This was originally going to be a thread reply, then it got a bit out of hand.
Both my mother and paternal grandfather were members of d'oyly carte. My mum loved good pop music and classical, my father loved rock'n'roll.
How could I not -LOVE- music!.
Before opiates ( not fond of the abbreviation )
Fuck. Gotta get this down now.
When I was younger, much younger, I had the voice of an angel. Think Aled Jones + 'Snowman'
I was chosen/forced to represent my primary school at a carol song evening in a big church in my home town. As part of the primary school nativity, I was singing 'Once In Royal David's City' start to finish. Solo, unamplified.

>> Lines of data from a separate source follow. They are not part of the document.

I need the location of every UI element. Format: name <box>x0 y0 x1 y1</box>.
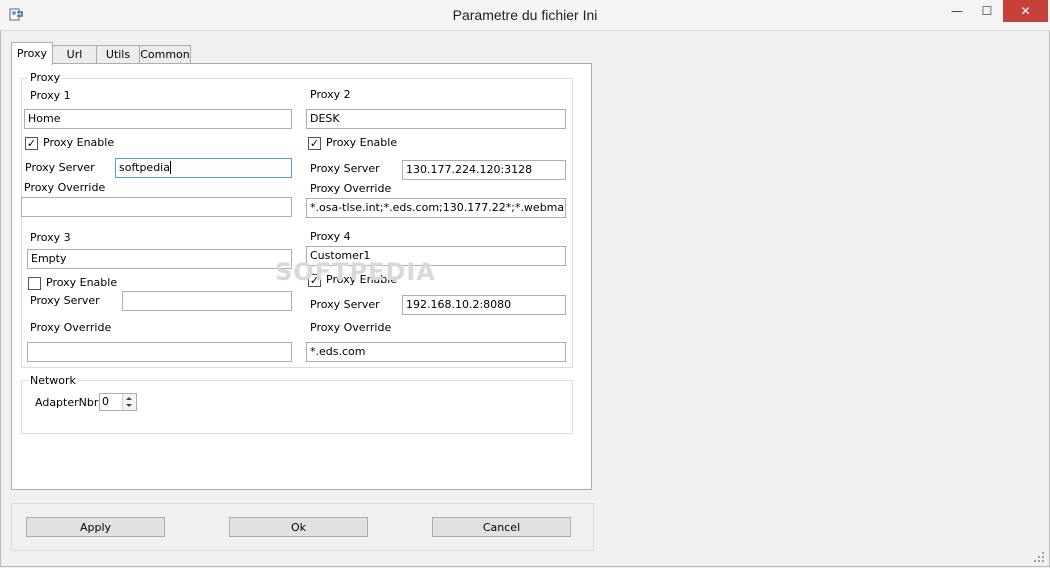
window-title: Parametre du fichier Ini <box>452 7 598 23</box>
proxy1-enable-label: Proxy Enable <box>43 136 115 149</box>
maximize-button[interactable]: ☐ <box>972 0 1002 22</box>
minimize-icon: — <box>951 4 963 18</box>
adapter-label: AdapterNbr <box>35 396 99 409</box>
tab-utils[interactable]: Utils <box>96 45 140 64</box>
minimize-button[interactable]: — <box>942 0 972 22</box>
proxy1-server-value: softpedia <box>119 161 170 174</box>
proxy2-server-label: Proxy Server <box>310 162 380 175</box>
cancel-button[interactable]: Cancel <box>432 517 571 537</box>
proxy1-server-field[interactable]: softpedia <box>115 158 292 178</box>
proxy2-enable-label: Proxy Enable <box>326 136 398 149</box>
network-group-legend: Network <box>28 374 78 387</box>
checkmark-icon: ✓ <box>309 137 320 150</box>
proxy2-server-field[interactable]: 130.177.224.120:3128 <box>402 160 566 180</box>
adapter-spinner[interactable]: 0 <box>99 393 137 411</box>
tab-proxy[interactable]: Proxy <box>11 42 53 65</box>
close-button[interactable]: ✕ <box>1003 0 1048 22</box>
proxy1-enable-checkbox[interactable]: ✓ <box>25 137 38 150</box>
proxy1-override-field[interactable] <box>21 197 292 217</box>
adapter-value: 0 <box>102 395 109 408</box>
proxy1-server-label: Proxy Server <box>25 161 95 174</box>
proxy3-name-field[interactable]: Empty <box>27 249 292 269</box>
proxy-group-legend: Proxy <box>28 71 63 84</box>
proxy4-override-label: Proxy Override <box>310 321 392 334</box>
spin-up-icon[interactable] <box>123 394 135 402</box>
ok-button[interactable]: Ok <box>229 517 368 537</box>
spinner-buttons[interactable] <box>122 394 136 410</box>
proxy3-title: Proxy 3 <box>30 231 71 244</box>
proxy2-name-field[interactable]: DESK <box>306 109 566 129</box>
spin-down-icon[interactable] <box>123 402 135 410</box>
close-icon: ✕ <box>1020 4 1031 18</box>
proxy4-server-field[interactable]: 192.168.10.2:8080 <box>402 295 566 315</box>
proxy3-override-label: Proxy Override <box>30 321 112 334</box>
proxy4-override-field[interactable]: *.eds.com <box>306 342 566 362</box>
proxy3-override-field[interactable] <box>27 342 292 362</box>
maximize-icon: ☐ <box>981 4 993 18</box>
resize-grip-icon[interactable] <box>1032 550 1046 564</box>
tab-url[interactable]: Url <box>52 45 97 64</box>
tab-common[interactable]: Common <box>139 45 191 64</box>
proxy2-enable-checkbox[interactable]: ✓ <box>308 137 321 150</box>
proxy1-title: Proxy 1 <box>30 89 71 102</box>
proxy4-title: Proxy 4 <box>310 230 351 243</box>
proxy1-override-label: Proxy Override <box>24 181 106 194</box>
proxy2-override-label: Proxy Override <box>310 182 392 195</box>
proxy2-title: Proxy 2 <box>310 88 351 101</box>
proxy3-server-field[interactable] <box>122 291 292 311</box>
watermark: SOFTPEDIA <box>275 258 436 286</box>
text-caret <box>169 161 171 174</box>
proxy3-server-label: Proxy Server <box>30 294 100 307</box>
proxy3-enable-checkbox[interactable] <box>28 277 41 290</box>
proxy2-override-field[interactable]: *.osa-tlse.int;*.eds.com;130.177.22*;*.w… <box>306 198 566 218</box>
proxy3-enable-label: Proxy Enable <box>46 276 118 289</box>
checkmark-icon: ✓ <box>26 137 37 150</box>
proxy1-name-field[interactable]: Home <box>24 109 292 129</box>
apply-button[interactable]: Apply <box>26 517 165 537</box>
proxy4-server-label: Proxy Server <box>310 298 380 311</box>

I -filled- that fucking sports hall. Fuck. Tears of self pride at memory. Not just the voice, but the -confidence-. That is what I was. Fuck. I'd have loved that. I'm shaking with tears right now.
-That was the point-.
The start of it all. Right there. This is taking ages to type.
This fucking thread. I'm physically shaking and flooding with tears. I don't understand the emotion. It hurts like fuck but I am so fucking happy.
This is for ex_junkie and a beautiful lady in the USA who hurts as bad as I do.
I am exploding with years of supressed unbridled hatred for -one- fucking moment that cost me my true memory.
I was chosen to sing. The church was fucking huge.
It was fucking packed to the rafters. Local fucking radio.
I was to perform towards the end.
I went to pieces with terror.
Some fucker gave me a 'brave pill'
I felt a little tipsy.
I passed out. It was joked I was so calm because I looked stoned.
It was said I was calm -because he now knows he -can- do it.
I floored them. I was fucking stupendous. Full visual syneasthesia. Best light show -ever- and I made it as I made the soundtrack.
No fucking relatives at all. Just a few kids from school and a few teachers.
I got a standing fucking ovation. The lights were pretty to say the least. Oh!, the colours.
I collapsed on stage, overwhelmed, and started tripping.
I came to at home. Woke up cold, alone, confused and with zero memory. First -ever- bi-polar cycle followed by life-long suppression of my greatest -ever- performance. Enabled by a brave pill.
Fuck. That was the start.
Just spent an hour sobbing my eyes out. Now, I can recover.